En rendant compte, il y a trois ans, du Fragonard de Sophie Chauveau, je concluais que ce livre était un modèle du genre, « je veux dire le genre littéraire de la critique d'art ». Or voici qu'aujourd'hui, avec cet épatant Manet, elle fait plus fort encore : bousculant complètement la biographie d'artiste traditionnelle, elle introduit le roman dans son genre littéraire. S'il est vrai, en effet, que le roman est un récit dont l'intérêt est dans la narration d'aventures, l'étude de moeurs et de caractères, l'analyse de sentiments et de passions, enfin la représentation du réel, nous avons tout cela, absolument tout, en suivant avec Sophie Chauveau l'itinéraire hors du commun d'Edouard Manet, fondateur de la tradition moderne en peinture. D'autres s'y sont essayé avant elle avec des bonheurs divers : la Vie de peintre d'Edouard Manet par le regretté Pierre Daix, fut une des meilleures en 1983, mais encore assez loin de l'étonnante empathie de Chauveau avec son héros, dont elle sait tout, à la fois parce qu'elle a tout lu sur lui et parce qu'elle devine et reconstitue de manière convaincante ce que l'on ne savait pas.
Au centre de l'intrigue, le regard des femmes qui ont compté pour Manet, donc pour sa peinture, avec en tête Victorine, le modèle complice, et Berthe, l'impossible amour. Il faut lire les pages magnifiques consacrées aux regards croisés de Berthe Morisot et du peintre tout au long d'immenses séances de pose que le chaperon (madame Morisot mère) devait trouver interminables.

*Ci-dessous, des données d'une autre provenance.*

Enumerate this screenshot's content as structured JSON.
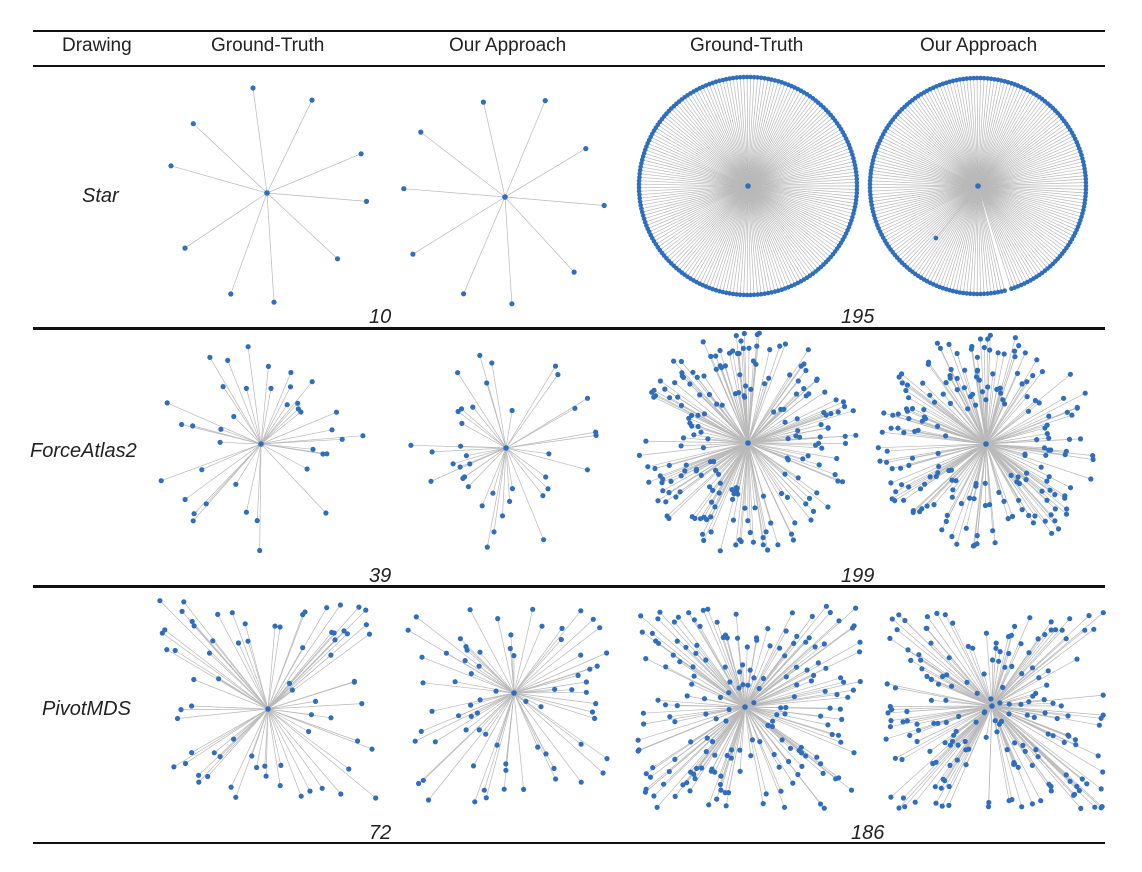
{
  "table": {
    "header": {
      "drawing": "Drawing",
      "col1": "Ground-Truth",
      "col2": "Our Approach",
      "col3": "Ground-Truth",
      "col4": "Our Approach"
    },
    "rows": [
      {
        "label": "Star",
        "count_left": "10",
        "count_right": "195"
      },
      {
        "label": "ForceAtlas2",
        "count_left": "39",
        "count_right": "199"
      },
      {
        "label": "PivotMDS",
        "count_left": "72",
        "count_right": "186"
      }
    ]
  },
  "colors": {
    "node": "#2f6ebd",
    "edge": "#b9b9b9",
    "rule": "#111111"
  }
}
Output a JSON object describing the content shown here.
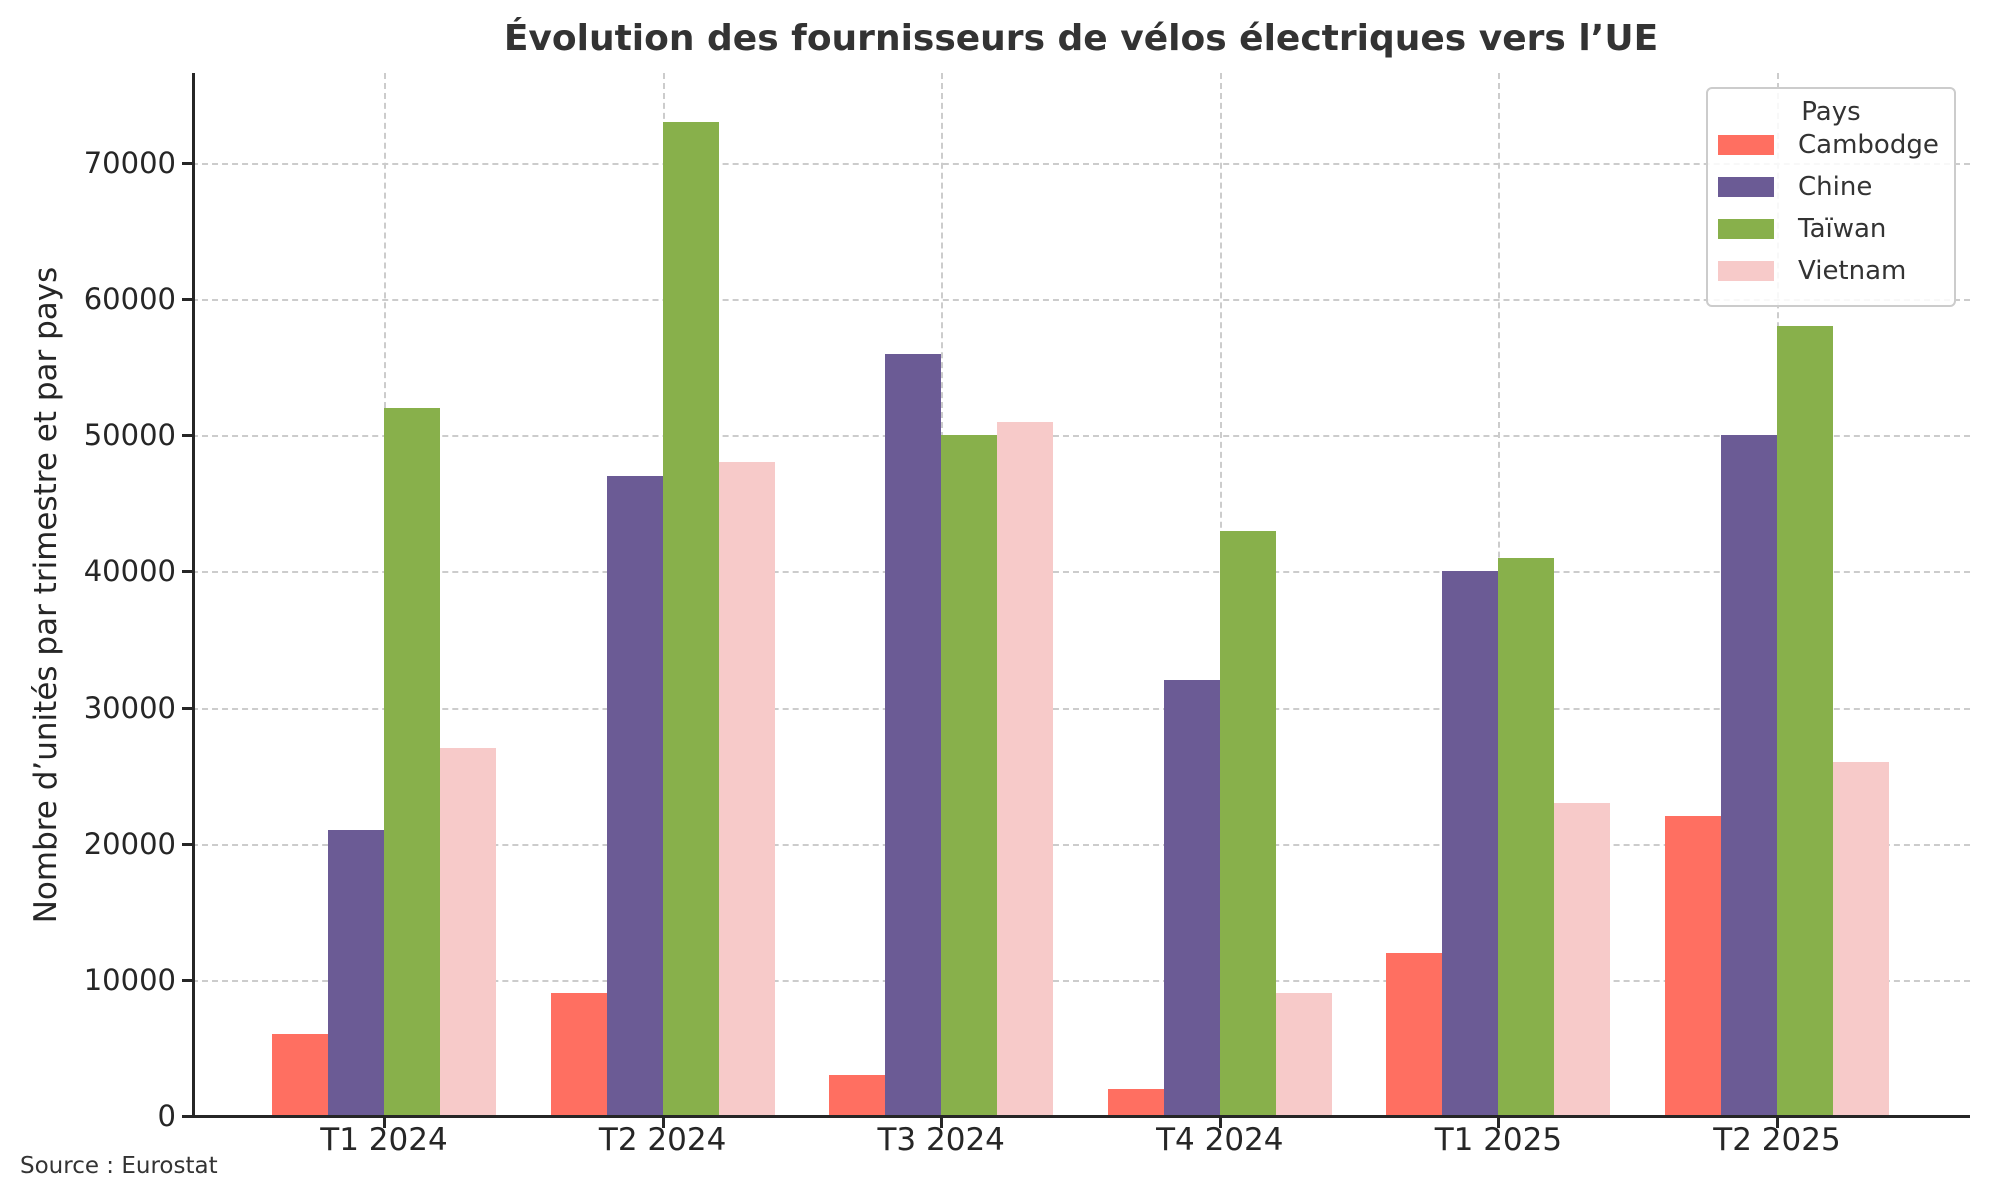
{
  "chart_data": {
    "type": "bar",
    "title": "Évolution des fournisseurs de vélos électriques vers l’UE",
    "xlabel": "",
    "ylabel": "Nombre d’unités par trimestre et par pays",
    "categories": [
      "T1 2024",
      "T2 2024",
      "T3 2024",
      "T4 2024",
      "T1 2025",
      "T2 2025"
    ],
    "series": [
      {
        "name": "Cambodge",
        "color": "#ff6f61",
        "values": [
          6000,
          9000,
          3000,
          2000,
          12000,
          22000
        ]
      },
      {
        "name": "Chine",
        "color": "#6b5b95",
        "values": [
          21000,
          47000,
          56000,
          32000,
          40000,
          50000
        ]
      },
      {
        "name": "Taïwan",
        "color": "#88b04b",
        "values": [
          52000,
          73000,
          50000,
          43000,
          41000,
          58000
        ]
      },
      {
        "name": "Vietnam",
        "color": "#f7cac9",
        "values": [
          27000,
          48000,
          51000,
          9000,
          23000,
          26000
        ]
      }
    ],
    "ylim": [
      0,
      76600
    ],
    "yticks": [
      0,
      10000,
      20000,
      30000,
      40000,
      50000,
      60000,
      70000
    ],
    "ytick_labels": [
      "0",
      "10000",
      "20000",
      "30000",
      "40000",
      "50000",
      "60000",
      "70000"
    ],
    "grid": true,
    "legend": {
      "title": "Pays",
      "position": "upper right"
    },
    "source": "Source : Eurostat"
  },
  "title": "Évolution des fournisseurs de vélos électriques vers l’UE",
  "ylabel": "Nombre d’unités par trimestre et par pays",
  "source": "Source : Eurostat",
  "legend": {
    "title": "Pays",
    "items": [
      {
        "label": "Cambodge",
        "color": "#ff6f61"
      },
      {
        "label": "Chine",
        "color": "#6b5b95"
      },
      {
        "label": "Taïwan",
        "color": "#88b04b"
      },
      {
        "label": "Vietnam",
        "color": "#f7cac9"
      }
    ]
  }
}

C'est là que, sans avoir l'air d'y toucher, Sophie Chauveau nous donne la clé du modernisme de Manet, celui-là même que Michael Fried met douze cents pages à élucider. Résumons : longtemps les peintres se sont interrogés sur la place du spectateur. Doit-on supposer que quelqu'un se tient devant le tableau ou, au contraire, afin d'échapper à une théâtralité fausse, faire comme s'il n'y avait personne ? Greuze, Chardin ou Millet ont peint des figures absorbées, ignorant à la fois le spectateur et le peintre lui-même. D'autres, comme Courbet, ont déplacé le peintre à l'intérieur de la peinture. Manet arrive alors, multiplie les allusions aux maîtres anciens (Vélasquez, Titien...) et brise le cercle de l'anti-théâtralité. Il invente le portrait-tableau en conjuguant deux genres que la critique séparait jusqu'alors : d'une part le tableau que l'on pénètre dans chacune de ses parties organiques, et d'autre part le portrait qui doit interpeller le spectateur. Le génie de Manet est là : il joue à la fois sur le face-à-face et sur la capacité du tableau à soutenir le regard du spectateur. D'où tant d'incompréhensions qui forment l'une des souffrances de Manet, décrites avec talent par l'auteur.
Mais il arrivait au peintre de procéder autrement : soit parce que son histoire personnelle avec le modèle vient de se modifier brutalement, soit parce que ce dernier n'a aucune importance. Premier cas, bien vu par Sophie Chauveau : la passion muette partagée avec Berthe est terminée, elle va se marier, et c'est le déchirant Portrait de Berthe à l'éventail de 1874 (Musée des Beaux-Arts de Lille). Le modèle ne regarde plus le peintre, Manet l'observe de trois quarts d'un trait à la fois net et léger, il s'attarde une dernière fois sur la finesse de ce beau visage énergique. Leur histoire est finie. Deuxième cas : le modèle n'a aucune importance, relation mondaine comme Marguerite de Conflans en 1875 (Musée des Augustins à Toulouse) dont le regard vague passe par-dessus l'épaule de l'artiste, ou la ravissante mais si superficielle Irma Brunner de 1880, traitée carrément de profil pour que son joli petit nez se détache bien de son chapeau noir à la mode. Sophie Chauveau ne mentionne qu'en passant ces seconds rôles mais n'en oublie aucun. Parmi les hommes proches de Manet, les analyses de ses relations avec Baudelaire, Zola, Pissarro ou Monet sont d'une remarquable clairvoyance. En définitive, Sophie Chauveau, qui a toujours été fidèle à son amour de la peinture et à son intérêt passionné pour les peintres, parvient ici à une fusion complète entre les deux lignes directrices de son inspiration. Cela donne un très beau roman dans lequel tout est vrai. Une prouesse.
Manet, Le secret. Editions Télémaque, 22 euros.